Practical applications: The advantages of using grading forms for the instructor are many. When the criteria are divided about half and half between form and content, the grading form guides the instructor’s response to both. The content criteria can be tailored to each different assignment. Indeed, the more specific the content criteria are, the easier the form is to use. Thus, the forms are adaptable to many disciplines beside English.

There are also advantages for the students. In Vista 4, the computer program automatically makes grading forms available to students within the tool where the response is to be posted. If this does not happen, the instructor can send copies of the WORD version of the grading form to the students as an attachment or store a copy for them somewhere on the class site. Then, prior to submitting the assignment, students will know what the assignment’s objectives are. They can even estimate their own grades by judging their work the same way the instructor will.

Relationship to the conference theme: This presentation fits under the “Teaching methodology–Educational assessment” heading.

Information to support what is advocated: Dr. Engberg was asked by UNLV’s Director of Distance Education, Judith Osterman, to experiment with grading forms in her junior-senior level on-line classes during academic year 2007-8. During the fall semester, she tried out a generalized grading form for 500-word essays in Mythology, and Religion in Literature, but also designed separate forms for seven grammar topics in Principles of Modern Grammar. She also tried them on both language- and literature-topic papers of 1800-2200 words. During the spring semester, she designed and used specific grading forms for seven different 500-word essays and one lyric explication paper in Middle English literature, and for six exercises and three papers in Linguistics for English Majors. Also, for the spring semester, she set up a test project with Dr. Robert Behunin (Utah State University) to compare the grading of 500-word essays as he was accustomed to do it in his on-line Mythology class against the results attained by using grading forms.

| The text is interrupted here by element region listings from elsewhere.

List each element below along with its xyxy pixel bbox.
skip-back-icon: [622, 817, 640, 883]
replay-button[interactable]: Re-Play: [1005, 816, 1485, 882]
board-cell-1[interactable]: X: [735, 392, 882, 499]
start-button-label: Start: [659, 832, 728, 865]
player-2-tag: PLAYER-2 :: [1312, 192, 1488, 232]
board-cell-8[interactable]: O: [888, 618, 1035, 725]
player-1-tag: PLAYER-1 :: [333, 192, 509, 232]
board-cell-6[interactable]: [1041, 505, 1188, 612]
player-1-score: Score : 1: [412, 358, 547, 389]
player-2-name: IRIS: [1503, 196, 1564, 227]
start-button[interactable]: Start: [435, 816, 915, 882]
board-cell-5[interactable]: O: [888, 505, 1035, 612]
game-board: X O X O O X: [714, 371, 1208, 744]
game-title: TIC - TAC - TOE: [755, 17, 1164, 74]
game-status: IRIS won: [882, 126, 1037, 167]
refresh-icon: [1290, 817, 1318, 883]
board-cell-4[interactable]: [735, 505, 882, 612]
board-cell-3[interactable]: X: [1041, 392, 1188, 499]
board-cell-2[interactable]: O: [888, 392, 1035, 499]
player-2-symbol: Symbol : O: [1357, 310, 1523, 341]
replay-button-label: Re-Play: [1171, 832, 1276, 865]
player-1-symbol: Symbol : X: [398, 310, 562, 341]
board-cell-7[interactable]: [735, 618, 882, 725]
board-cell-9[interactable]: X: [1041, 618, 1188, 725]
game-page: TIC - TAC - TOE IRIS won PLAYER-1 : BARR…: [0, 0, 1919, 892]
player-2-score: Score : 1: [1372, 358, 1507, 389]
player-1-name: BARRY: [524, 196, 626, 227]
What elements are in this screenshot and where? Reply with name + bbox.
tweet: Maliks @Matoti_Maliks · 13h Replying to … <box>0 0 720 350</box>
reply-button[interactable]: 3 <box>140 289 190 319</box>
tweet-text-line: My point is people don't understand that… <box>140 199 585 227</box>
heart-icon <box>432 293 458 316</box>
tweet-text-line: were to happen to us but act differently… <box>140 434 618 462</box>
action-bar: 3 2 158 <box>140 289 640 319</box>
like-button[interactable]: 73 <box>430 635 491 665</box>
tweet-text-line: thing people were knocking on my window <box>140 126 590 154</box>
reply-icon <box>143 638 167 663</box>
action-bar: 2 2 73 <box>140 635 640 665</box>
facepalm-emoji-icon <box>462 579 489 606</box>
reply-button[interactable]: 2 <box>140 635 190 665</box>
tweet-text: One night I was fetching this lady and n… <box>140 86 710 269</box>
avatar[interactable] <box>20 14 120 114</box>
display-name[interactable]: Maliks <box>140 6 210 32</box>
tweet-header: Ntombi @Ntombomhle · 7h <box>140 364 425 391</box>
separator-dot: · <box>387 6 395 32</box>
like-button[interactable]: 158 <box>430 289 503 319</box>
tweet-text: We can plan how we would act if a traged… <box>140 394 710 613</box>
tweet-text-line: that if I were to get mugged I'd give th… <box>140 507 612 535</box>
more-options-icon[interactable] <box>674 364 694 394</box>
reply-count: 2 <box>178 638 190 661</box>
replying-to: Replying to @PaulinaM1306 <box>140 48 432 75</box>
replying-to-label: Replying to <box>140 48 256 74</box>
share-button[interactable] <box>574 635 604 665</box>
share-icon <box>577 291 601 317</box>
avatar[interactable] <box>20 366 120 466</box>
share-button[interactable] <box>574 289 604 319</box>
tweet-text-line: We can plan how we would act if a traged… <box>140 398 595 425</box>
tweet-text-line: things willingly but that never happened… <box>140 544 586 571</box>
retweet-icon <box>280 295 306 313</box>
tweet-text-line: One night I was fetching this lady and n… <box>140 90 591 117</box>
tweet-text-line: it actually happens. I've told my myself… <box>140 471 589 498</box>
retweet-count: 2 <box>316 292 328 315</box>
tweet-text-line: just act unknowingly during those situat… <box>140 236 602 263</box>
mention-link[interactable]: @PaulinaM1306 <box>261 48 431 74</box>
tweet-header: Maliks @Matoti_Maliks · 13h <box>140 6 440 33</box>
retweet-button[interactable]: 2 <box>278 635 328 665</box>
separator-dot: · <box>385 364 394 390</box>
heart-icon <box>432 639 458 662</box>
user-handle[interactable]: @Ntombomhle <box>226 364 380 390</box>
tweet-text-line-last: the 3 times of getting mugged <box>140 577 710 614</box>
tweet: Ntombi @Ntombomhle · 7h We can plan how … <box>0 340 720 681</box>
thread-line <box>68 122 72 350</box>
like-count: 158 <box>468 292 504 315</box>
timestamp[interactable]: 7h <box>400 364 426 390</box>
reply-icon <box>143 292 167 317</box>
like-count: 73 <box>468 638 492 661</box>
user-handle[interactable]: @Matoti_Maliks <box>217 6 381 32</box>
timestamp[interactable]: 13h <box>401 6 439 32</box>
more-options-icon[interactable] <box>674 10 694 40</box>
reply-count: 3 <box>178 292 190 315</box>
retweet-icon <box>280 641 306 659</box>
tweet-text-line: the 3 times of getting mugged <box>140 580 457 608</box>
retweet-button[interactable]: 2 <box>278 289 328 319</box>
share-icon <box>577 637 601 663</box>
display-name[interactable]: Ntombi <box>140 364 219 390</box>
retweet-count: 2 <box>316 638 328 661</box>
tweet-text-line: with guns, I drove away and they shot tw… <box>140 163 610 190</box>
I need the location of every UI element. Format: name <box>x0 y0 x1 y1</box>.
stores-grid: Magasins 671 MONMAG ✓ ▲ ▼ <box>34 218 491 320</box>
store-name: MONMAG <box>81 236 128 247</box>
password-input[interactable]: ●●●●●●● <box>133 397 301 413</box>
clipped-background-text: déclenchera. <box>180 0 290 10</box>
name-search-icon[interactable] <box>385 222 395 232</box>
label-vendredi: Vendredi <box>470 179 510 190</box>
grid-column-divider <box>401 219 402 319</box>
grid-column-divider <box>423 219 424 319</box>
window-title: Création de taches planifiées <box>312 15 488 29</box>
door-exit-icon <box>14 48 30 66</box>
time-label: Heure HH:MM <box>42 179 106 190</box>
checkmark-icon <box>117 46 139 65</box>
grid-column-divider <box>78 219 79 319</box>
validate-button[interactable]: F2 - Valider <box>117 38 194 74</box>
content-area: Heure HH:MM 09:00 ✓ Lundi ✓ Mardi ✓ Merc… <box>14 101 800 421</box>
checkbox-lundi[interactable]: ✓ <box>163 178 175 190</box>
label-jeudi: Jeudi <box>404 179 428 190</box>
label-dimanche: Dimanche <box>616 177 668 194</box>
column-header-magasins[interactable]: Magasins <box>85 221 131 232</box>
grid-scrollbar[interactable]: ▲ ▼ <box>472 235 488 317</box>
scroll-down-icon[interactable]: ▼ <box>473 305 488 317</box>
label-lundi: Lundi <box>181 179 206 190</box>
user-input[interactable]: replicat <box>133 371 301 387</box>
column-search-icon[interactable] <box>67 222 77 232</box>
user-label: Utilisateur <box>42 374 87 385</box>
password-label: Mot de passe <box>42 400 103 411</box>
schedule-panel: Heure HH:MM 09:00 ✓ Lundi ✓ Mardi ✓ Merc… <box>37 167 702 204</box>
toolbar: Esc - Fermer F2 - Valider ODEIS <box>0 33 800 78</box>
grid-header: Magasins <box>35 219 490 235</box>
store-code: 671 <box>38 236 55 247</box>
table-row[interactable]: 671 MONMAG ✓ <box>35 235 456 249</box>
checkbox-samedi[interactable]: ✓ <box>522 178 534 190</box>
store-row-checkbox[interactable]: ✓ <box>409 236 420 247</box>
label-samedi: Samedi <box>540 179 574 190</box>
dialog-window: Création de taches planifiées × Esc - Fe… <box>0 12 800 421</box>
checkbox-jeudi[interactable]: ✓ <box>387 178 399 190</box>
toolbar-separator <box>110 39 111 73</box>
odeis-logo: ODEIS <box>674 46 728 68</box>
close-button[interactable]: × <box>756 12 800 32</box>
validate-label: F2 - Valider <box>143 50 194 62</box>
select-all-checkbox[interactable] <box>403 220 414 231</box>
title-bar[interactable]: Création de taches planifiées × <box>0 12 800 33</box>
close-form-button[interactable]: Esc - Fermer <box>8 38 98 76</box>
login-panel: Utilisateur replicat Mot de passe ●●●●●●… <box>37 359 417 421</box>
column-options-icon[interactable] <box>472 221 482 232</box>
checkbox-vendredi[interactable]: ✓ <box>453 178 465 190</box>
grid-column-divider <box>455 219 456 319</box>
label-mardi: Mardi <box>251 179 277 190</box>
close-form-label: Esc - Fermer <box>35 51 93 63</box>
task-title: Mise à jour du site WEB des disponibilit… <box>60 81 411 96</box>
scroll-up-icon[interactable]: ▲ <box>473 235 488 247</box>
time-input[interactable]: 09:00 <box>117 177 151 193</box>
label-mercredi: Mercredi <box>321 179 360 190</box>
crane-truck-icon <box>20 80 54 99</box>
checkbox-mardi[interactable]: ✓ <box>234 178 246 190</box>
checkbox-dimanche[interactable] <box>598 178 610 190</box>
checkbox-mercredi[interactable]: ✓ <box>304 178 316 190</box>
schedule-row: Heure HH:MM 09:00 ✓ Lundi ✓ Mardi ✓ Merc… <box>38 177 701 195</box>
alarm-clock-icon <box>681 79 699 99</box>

2nd-Day Hands On: “Trying out Grading Forms”
Participants, working from descriptions of two actual on-line assignments, will discuss designing grading forms for these two assignments. Then, they will be given two student written responses to each of these two assignments so that they may try using their grading forms on actual student work.[If we have a computer lab, we will build WORD tables; otherwise we will use blank tables on paper. Calculations will have to be done by hand.]

Biography
Now in her thirty-ninth year of teaching at UNLV, Dr. Engberg received her Ph.D. in English Philology from the University of Pennsylvania in 1969. Her specialties include Old and Middle English language and literature, Latin, Descriptive Linguistics, Mythology, and Bible as Literature. She developed her first on-line course (Mythology) in WebCT in 1999; since then she has developed ten additional Sophomore, Senior and Graduate level courses plus introductory Latin and now teaches entirely on-line using Web Campus (Blackboard/WebCT Vista 4.